Based on our experience so far, it's a great little platform, but it's capabilities are so vast that MCCI will only be able to scratch the surface. The open-source strategy is helpful -- we've made, we think, a good platform for this kind of research, and the community will determine where it goes.

Price and availability -- we don't know yet! We want to sell single units for under $80; this is in the ballpark for a Feather M0 LoRa plus an external board with the required sensors and other things that are needed for real apps. We're still discussing with our fab houses. We hope to have an answer after New Years 2019. If  the economics look right, we can have unit for sale about a month after we push the button.

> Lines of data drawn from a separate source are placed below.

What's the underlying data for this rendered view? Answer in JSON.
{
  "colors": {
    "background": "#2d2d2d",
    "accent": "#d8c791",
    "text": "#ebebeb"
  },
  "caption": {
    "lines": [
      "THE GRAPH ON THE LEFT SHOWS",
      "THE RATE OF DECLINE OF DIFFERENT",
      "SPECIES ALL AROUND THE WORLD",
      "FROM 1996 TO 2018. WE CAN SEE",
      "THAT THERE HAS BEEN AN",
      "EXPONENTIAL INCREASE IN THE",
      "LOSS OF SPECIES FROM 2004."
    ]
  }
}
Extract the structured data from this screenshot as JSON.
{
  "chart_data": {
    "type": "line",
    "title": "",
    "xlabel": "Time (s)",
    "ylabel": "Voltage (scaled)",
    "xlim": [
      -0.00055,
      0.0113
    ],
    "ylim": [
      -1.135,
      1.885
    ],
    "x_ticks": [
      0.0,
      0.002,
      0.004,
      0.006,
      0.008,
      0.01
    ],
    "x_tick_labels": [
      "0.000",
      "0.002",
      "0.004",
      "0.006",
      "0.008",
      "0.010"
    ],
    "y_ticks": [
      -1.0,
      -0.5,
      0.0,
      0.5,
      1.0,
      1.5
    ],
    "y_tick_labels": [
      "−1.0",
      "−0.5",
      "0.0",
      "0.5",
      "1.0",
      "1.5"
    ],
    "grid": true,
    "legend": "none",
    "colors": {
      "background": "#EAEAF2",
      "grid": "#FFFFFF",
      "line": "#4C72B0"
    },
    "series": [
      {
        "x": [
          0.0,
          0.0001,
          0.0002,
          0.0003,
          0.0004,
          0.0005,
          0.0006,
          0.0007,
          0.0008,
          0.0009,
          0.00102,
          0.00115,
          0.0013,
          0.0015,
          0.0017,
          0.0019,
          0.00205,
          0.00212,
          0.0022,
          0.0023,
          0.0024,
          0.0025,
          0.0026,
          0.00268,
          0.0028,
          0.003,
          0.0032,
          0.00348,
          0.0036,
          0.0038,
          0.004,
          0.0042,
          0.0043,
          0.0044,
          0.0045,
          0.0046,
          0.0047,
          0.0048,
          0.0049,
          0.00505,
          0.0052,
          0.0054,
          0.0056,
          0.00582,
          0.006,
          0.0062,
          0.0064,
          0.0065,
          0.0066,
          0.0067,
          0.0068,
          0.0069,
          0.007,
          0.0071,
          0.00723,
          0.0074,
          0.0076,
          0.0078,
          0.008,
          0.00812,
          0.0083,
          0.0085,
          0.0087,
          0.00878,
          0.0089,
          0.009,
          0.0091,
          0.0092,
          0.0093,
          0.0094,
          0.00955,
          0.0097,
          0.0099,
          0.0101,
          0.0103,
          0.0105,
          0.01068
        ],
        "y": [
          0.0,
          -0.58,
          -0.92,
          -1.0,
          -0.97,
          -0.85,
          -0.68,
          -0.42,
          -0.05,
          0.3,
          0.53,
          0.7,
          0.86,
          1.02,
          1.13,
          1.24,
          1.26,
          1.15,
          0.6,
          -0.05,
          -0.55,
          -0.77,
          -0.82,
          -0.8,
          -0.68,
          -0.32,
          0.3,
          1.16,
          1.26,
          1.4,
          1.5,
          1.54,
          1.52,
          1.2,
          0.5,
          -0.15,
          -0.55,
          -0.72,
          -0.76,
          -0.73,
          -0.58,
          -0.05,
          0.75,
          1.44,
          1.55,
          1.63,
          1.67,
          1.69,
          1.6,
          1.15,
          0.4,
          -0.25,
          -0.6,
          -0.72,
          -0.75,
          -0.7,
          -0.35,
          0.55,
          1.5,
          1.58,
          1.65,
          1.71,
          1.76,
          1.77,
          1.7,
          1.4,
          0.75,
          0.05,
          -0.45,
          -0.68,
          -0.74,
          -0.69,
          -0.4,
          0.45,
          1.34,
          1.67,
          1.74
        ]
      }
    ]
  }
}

Schematics are available in this post .

Detailed specs


  • FPGA: iCE40 Ultra Plus 5k
  • Initial FPGA core
    • RISC-V soft CPU core (32I instruction set) running at 6 MHz
    • Built in UART and soft SPI and I2C controllers
    • GPIOs
    • Simple PDM to PCM converter
  • 1 Mbyte flash for bitfiles and software
  • Si1133 light sensor
  • BME280 temperature/pressure/humidity sensor
  • LIS2DS12 accelerometer
  • MP34DT05 microphone
  • HopeRF RFM95W LoRa radio
  • 8 kbyte FRAM (non-volatile memory) for storing things like LoRaWAN link counters, session parameters and other things that may change frequently (without worrying about flash wearout)
  • Feather-compatible 16-pin and 12-pin edge connector footprint
  • footprint for 2 x 4 pin screw terminals, each with dedicated ground and dedicated software-controlled power
  • JST-PH socket for Adafruit LiPo batteries
  • LiPo charger
  • Micro-B USB connector for charging and (someday) data
  • ADC for monitoring VBus and VBat.